10 things gardeners can do differently

  1.  Slow the flow when you are watering and don’t be in a rush to get the water to soak into the compost, it will run off the surface or drain through the bottom of the container, where it will be wasted.
  2. Using double the amount of water also doubled the amount of water wasted, but produced only 8-15% more petunia flowers.
  3. 30cm baskets with 6 petunia plants that were given one litre water per day on average, produced a similar amount of flowers as baskets given 300 mls water per day on average with most of the excess wasted.
  4. Very wet or very dry compost wasted the most water so try to keep things just moist. 
  5. Allowing the surface of the compost to dry out isn’t a problem and can actually be an advantage in reducing water lost from the surface.
  6. Containers that allow you to water below the surface of the compost (such as selfwatering baskets) keep the surface dry, reducing evaporation and have in built space to store water if it does rain.
  7. Automated drip irrigation systems can stop wastage because the slow drips have time to soak in before the water runs away, and on a larger scale can be set up to match the rate that the plants are using the water.
  8. A timed drip irrigation systems still needs adjustment to make sure it is delivering what the plant needs as it grows and as the weather changes. Soil moisture sensors are an improvement on this but still need checking to make sure that what they are measuring is representative of what the plants need.
  9. Containers don’t need to be topped up full all the time and many plants will adapt by using less water if there is less available to them.
  10. Save rainwater rather than using mains water because plants prefer it.  All the drip irrigation systems in the trial needed mains pressure to work apart from the solar powered pump system, which used water from a water butt.
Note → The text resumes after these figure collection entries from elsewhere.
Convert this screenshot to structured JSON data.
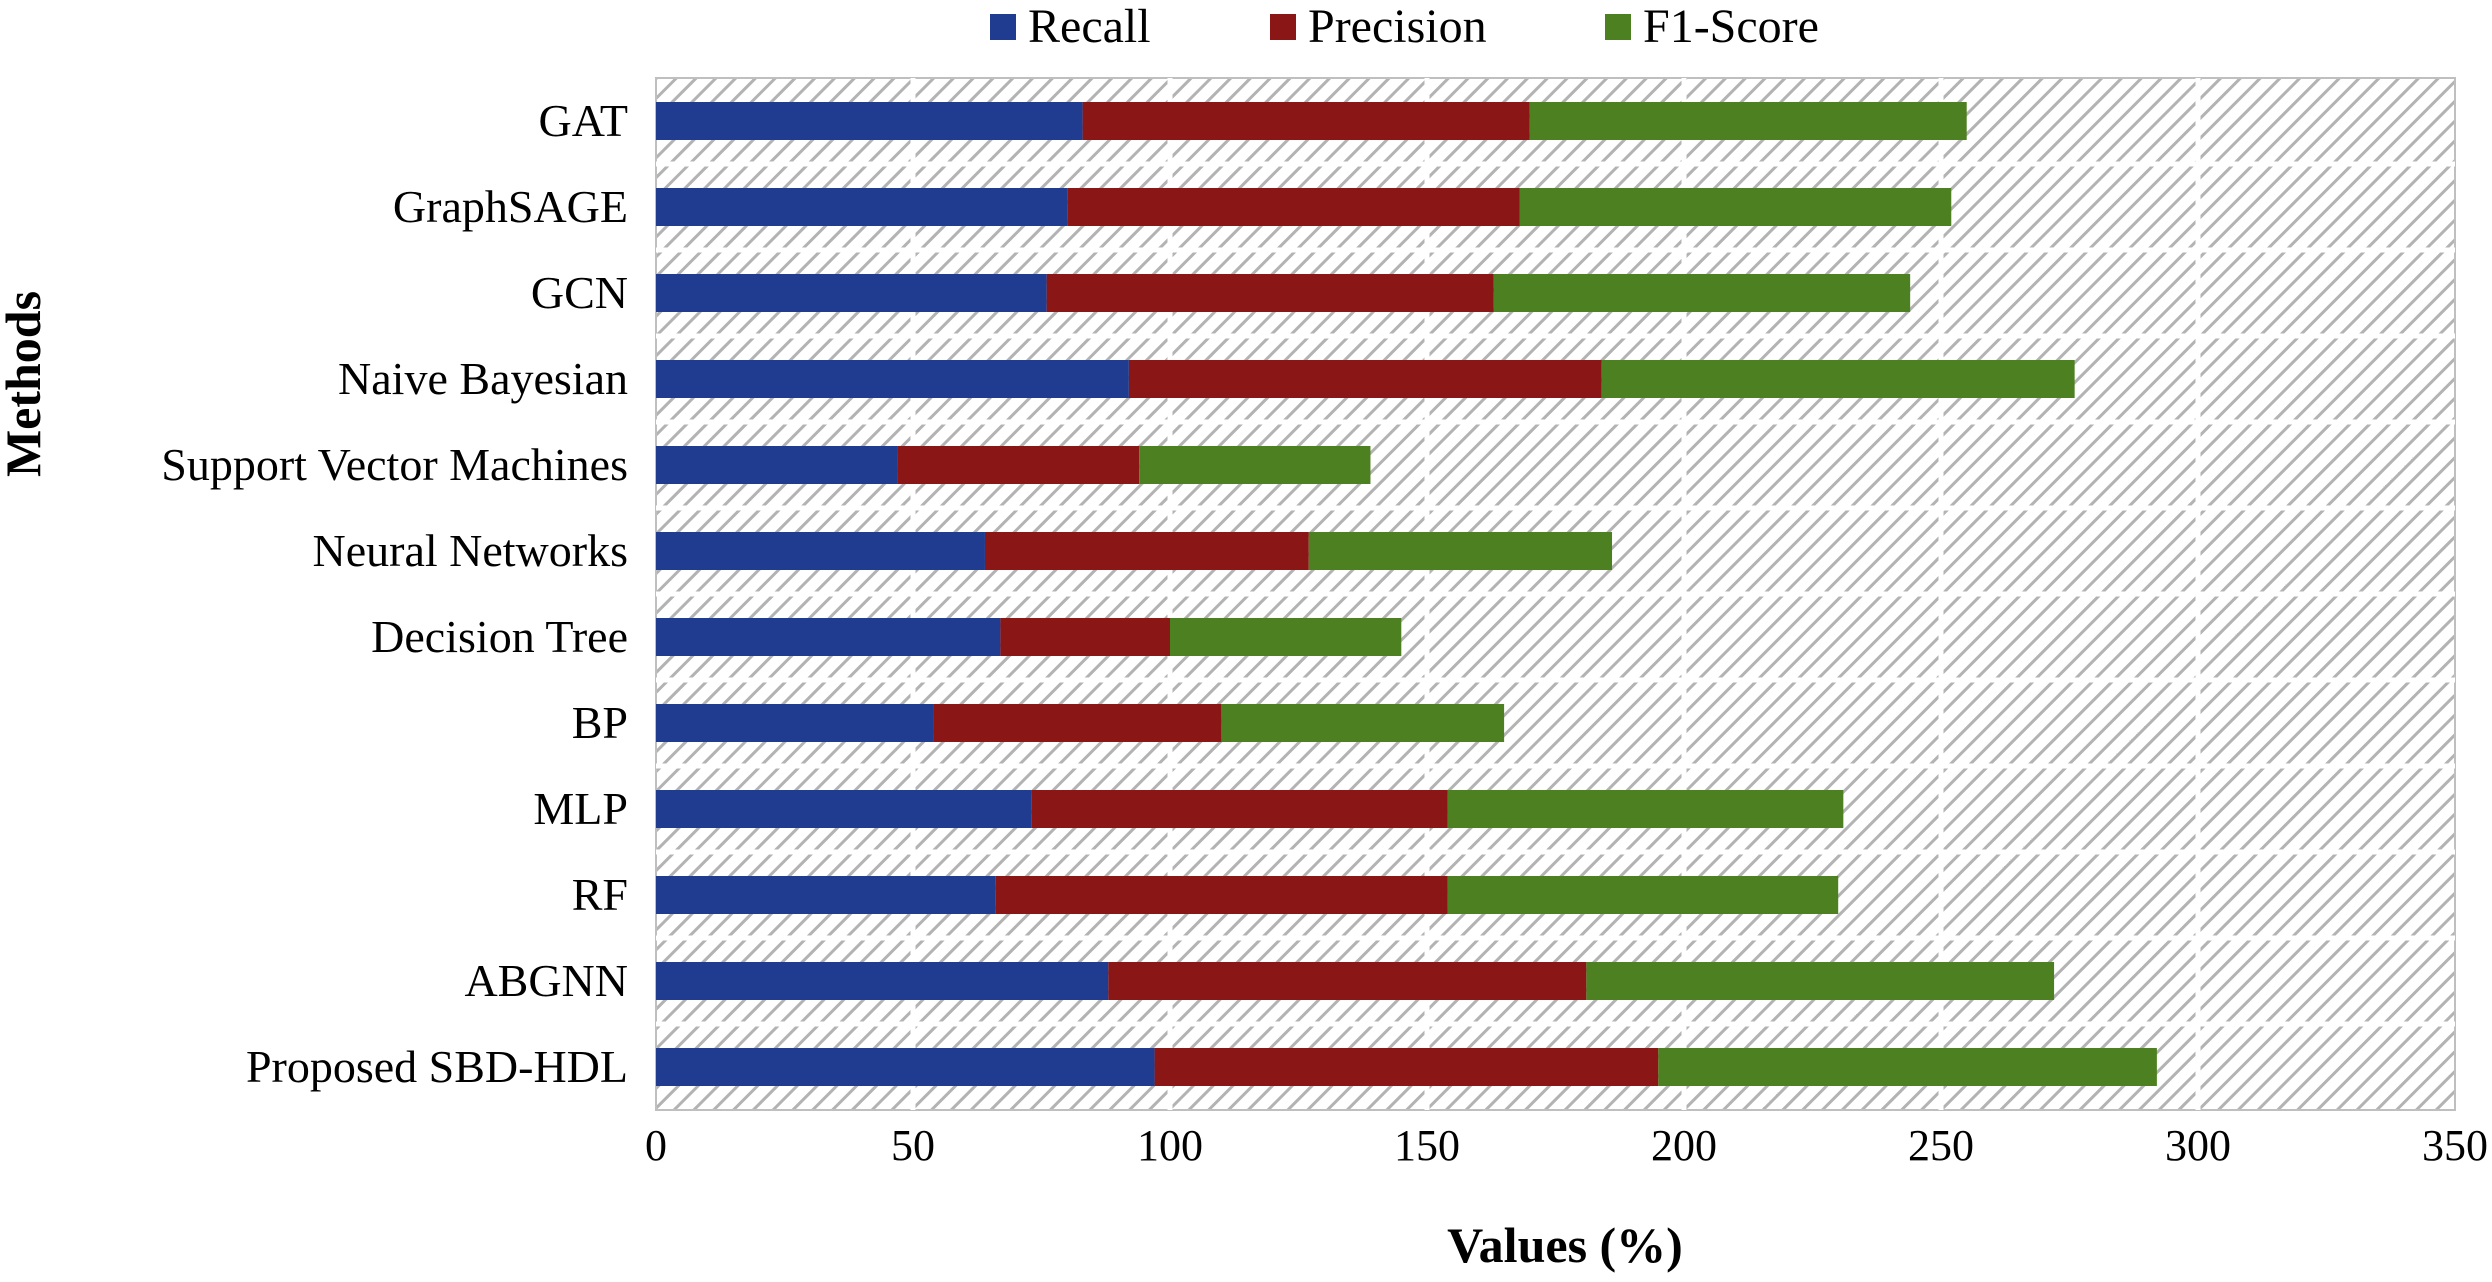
{
  "chart_data": {
    "type": "bar",
    "orientation": "horizontal",
    "stacked": true,
    "title": "",
    "xlabel": "Values (%)",
    "ylabel": "Methods",
    "xlim": [
      0,
      350
    ],
    "xticks": [
      0,
      50,
      100,
      150,
      200,
      250,
      300,
      350
    ],
    "grid": true,
    "legend_position": "top",
    "categories": [
      "GAT",
      "GraphSAGE",
      "GCN",
      "Naive Bayesian",
      "Support Vector Machines",
      "Neural Networks",
      "Decision Tree",
      "BP",
      "MLP",
      "RF",
      "ABGNN",
      "Proposed SBD-HDL"
    ],
    "series": [
      {
        "name": "Recall",
        "color": "#1f3c91",
        "values": [
          83,
          80,
          76,
          92,
          47,
          64,
          67,
          54,
          73,
          66,
          88,
          97
        ]
      },
      {
        "name": "Precision",
        "color": "#8b1616",
        "values": [
          87,
          88,
          87,
          92,
          47,
          63,
          33,
          56,
          81,
          88,
          93,
          98
        ]
      },
      {
        "name": "F1-Score",
        "color": "#4d8020",
        "values": [
          85,
          84,
          81,
          92,
          45,
          59,
          45,
          55,
          77,
          76,
          91,
          97
        ]
      }
    ]
  }
}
Why self-watering baskets work:

Traditional hanging baskets are notoriously difficult to water and keep moist, but these baskets has a reservoir that means there is an extra portion of water that the plants can use on the hottest days.
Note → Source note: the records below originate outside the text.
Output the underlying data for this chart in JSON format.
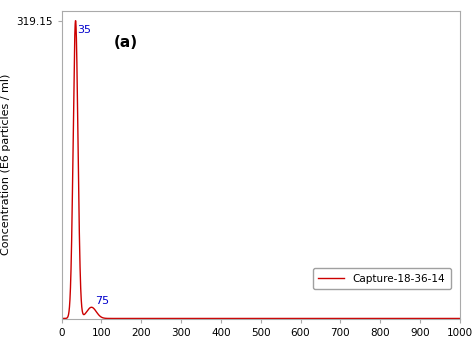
{
  "title_annotation": "(a)",
  "ylabel": "Concentration (E6 particles / ml)",
  "xlabel": "",
  "xlim": [
    0,
    1000
  ],
  "ylim": [
    0,
    330
  ],
  "ytick_max": 319.15,
  "peak1_x": 35,
  "peak1_y": 319.15,
  "peak1_sigma": 6,
  "peak2_x": 75,
  "peak2_y": 12,
  "peak2_sigma": 12,
  "legend_label": "Capture-18-36-14",
  "line_color": "#cc0000",
  "annotation_color": "#0000cc",
  "bg_color": "#ffffff",
  "xticks": [
    0,
    100,
    200,
    300,
    400,
    500,
    600,
    700,
    800,
    900,
    1000
  ]
}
Always fill the reservoir, rather than adding water to the compost surface so that the water and the wick stay clean. Watering from above will wash compost fines and nutrients into the reservoir and make it go smelly and anaerobic. Water into the reservoir and the plants will suck up water by capillary action and just take what they need.
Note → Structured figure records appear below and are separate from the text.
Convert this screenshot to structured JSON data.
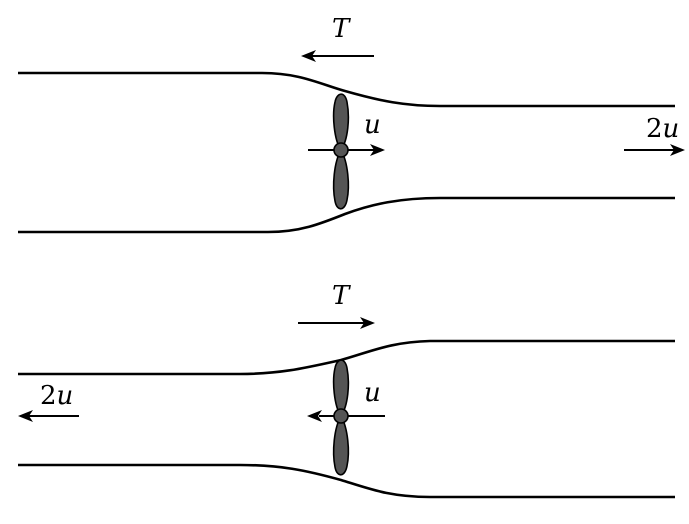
{
  "top_panel": {
    "thrust_label": "T",
    "propeller_speed_label": "u",
    "outflow_speed_coefficient": "2",
    "outflow_speed_variable": "u"
  },
  "bottom_panel": {
    "thrust_label": "T",
    "propeller_speed_label": "u",
    "outflow_speed_coefficient": "2",
    "outflow_speed_variable": "u"
  },
  "colors": {
    "stroke": "#000000",
    "propeller_fill": "#555555",
    "background": "#ffffff"
  }
}
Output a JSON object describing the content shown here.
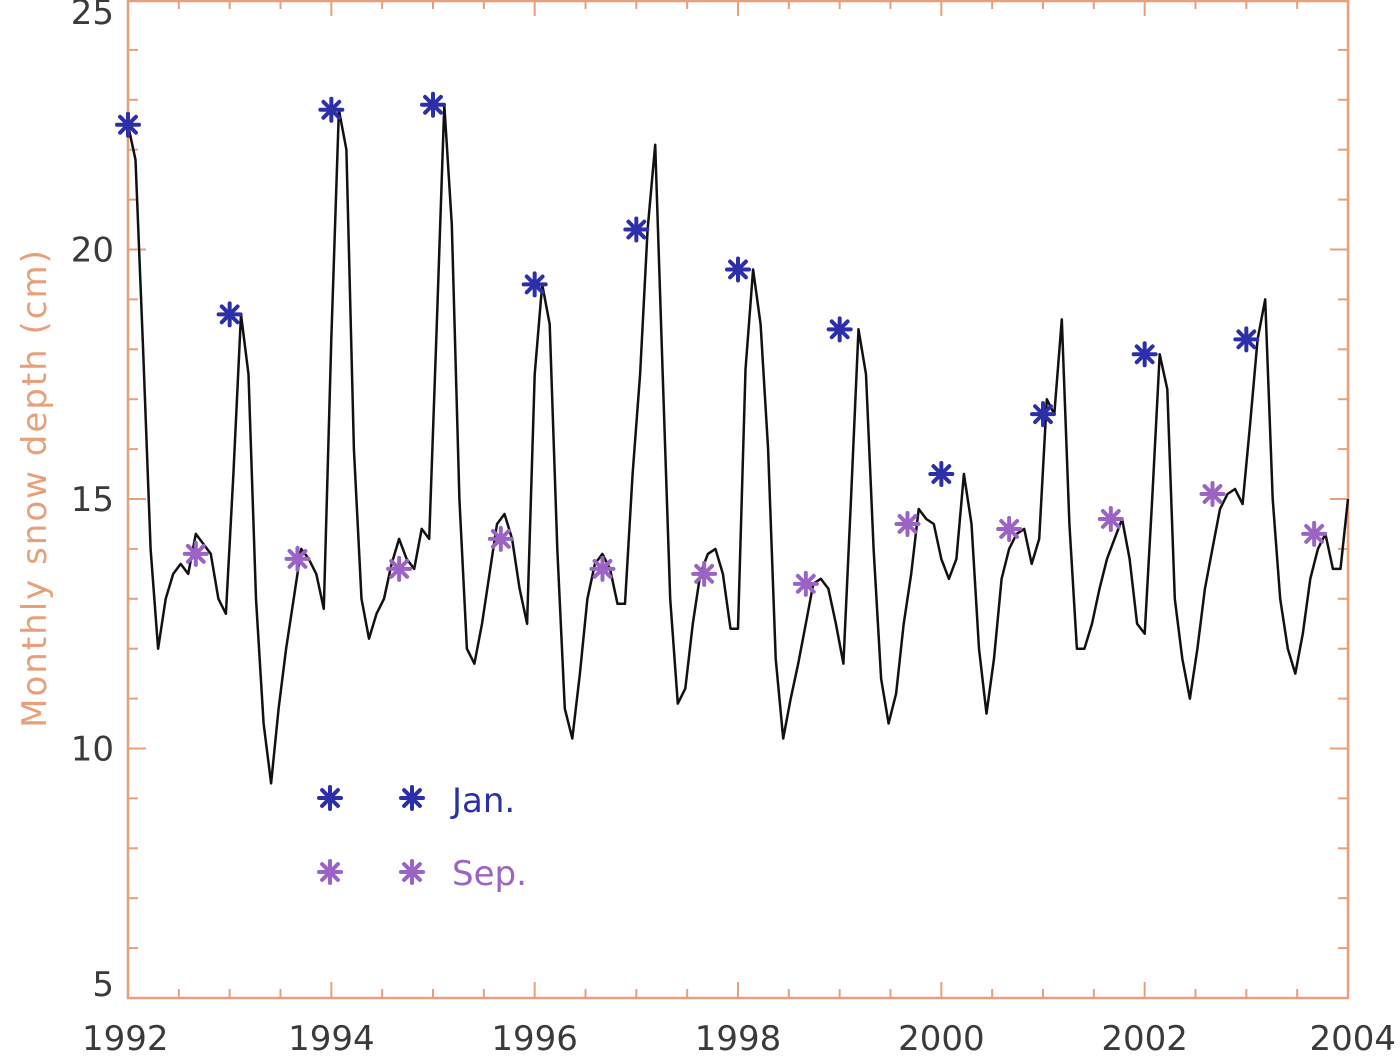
{
  "colors": {
    "axis": "#e8a07a",
    "line": "#111111",
    "jan": "#2c2fa8",
    "sep": "#9a63c4",
    "label": "#e8a07a"
  },
  "chart_data": {
    "type": "line",
    "title": "",
    "xlabel": "",
    "ylabel": "Monthly snow depth (cm)",
    "xlim": [
      1992,
      2004
    ],
    "ylim": [
      5,
      25
    ],
    "xticks": [
      "1992",
      "1994",
      "1996",
      "1998",
      "2000",
      "2002",
      "2004"
    ],
    "yticks": [
      "5",
      "10",
      "15",
      "20",
      "25"
    ],
    "grid": false,
    "series": [
      {
        "values": [
          22.5,
          21.8,
          18.0,
          14.0,
          12.0,
          13.0,
          13.5,
          13.7,
          13.5,
          14.3,
          14.1,
          13.9,
          13.0,
          12.7,
          15.5,
          18.7,
          17.5,
          13.0,
          10.5,
          9.3,
          10.8,
          12.0,
          13.0,
          14.0,
          13.8,
          13.5,
          12.8,
          18.2,
          22.8,
          22.0,
          16.0,
          13.0,
          12.2,
          12.7,
          13.0,
          13.7,
          14.2,
          13.8,
          13.6,
          14.4,
          14.2,
          18.5,
          22.9,
          20.5,
          15.0,
          12.0,
          11.7,
          12.5,
          13.5,
          14.5,
          14.7,
          14.2,
          13.2,
          12.5,
          17.5,
          19.3,
          18.5,
          14.0,
          10.8,
          10.2,
          11.5,
          13.0,
          13.7,
          13.9,
          13.6,
          12.9,
          12.9,
          15.5,
          17.5,
          20.4,
          22.1,
          17.5,
          13.0,
          10.9,
          11.2,
          12.5,
          13.5,
          13.9,
          14.0,
          13.5,
          12.4,
          12.4,
          17.6,
          19.6,
          18.5,
          16.0,
          11.8,
          10.2,
          11.0,
          11.7,
          12.5,
          13.3,
          13.4,
          13.2,
          12.5,
          11.7,
          15.0,
          18.4,
          17.5,
          14.0,
          11.4,
          10.5,
          11.1,
          12.5,
          13.5,
          14.8,
          14.6,
          14.5,
          13.8,
          13.4,
          13.8,
          15.5,
          14.5,
          12.0,
          10.7,
          11.8,
          13.4,
          14.0,
          14.3,
          14.4,
          13.7,
          14.2,
          17.0,
          16.7,
          18.6,
          14.5,
          12.0,
          12.0,
          12.5,
          13.2,
          13.8,
          14.2,
          14.6,
          13.8,
          12.5,
          12.3,
          15.0,
          17.9,
          17.2,
          13.0,
          11.8,
          11.0,
          12.0,
          13.2,
          14.0,
          14.8,
          15.1,
          15.2,
          14.9,
          16.5,
          18.2,
          19.0,
          15.0,
          13.0,
          12.0,
          11.5,
          12.3,
          13.4,
          14.0,
          14.3,
          13.6,
          13.6,
          15.0
        ]
      },
      {
        "name": "Jan.",
        "x": [
          1992,
          1993,
          1994,
          1995,
          1996,
          1997,
          1998,
          1999,
          2000,
          2001,
          2002,
          2003
        ],
        "values": [
          22.5,
          18.7,
          22.8,
          22.9,
          19.3,
          20.4,
          19.6,
          18.4,
          15.5,
          16.7,
          17.9,
          18.2
        ]
      },
      {
        "name": "Sep.",
        "x": [
          1992.667,
          1993.667,
          1994.667,
          1995.667,
          1996.667,
          1997.667,
          1998.667,
          1999.667,
          2000.667,
          2001.667,
          2002.667,
          2003.667
        ],
        "values": [
          13.9,
          13.8,
          13.6,
          14.2,
          13.6,
          13.5,
          13.3,
          14.5,
          14.4,
          14.6,
          15.1,
          14.3
        ]
      }
    ]
  }
}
Rather than overwatering, just because you can only water at certain times of the day, (which will encourage your plants to use more water), you can fill the reservoir anytime and know that you haven't saturated the compost.

By keeping the compost surface dry all the time, you also reduce evaporation so saving water as well. And there's more.... all that water running out the bottom of traditional hanging baskets means you are not only wasting water but leaching nutrients needed to keep plants flowering. There is little wasted with the reservoir to catch both water and nutrients when it rains. Water from below and these baskets work very well.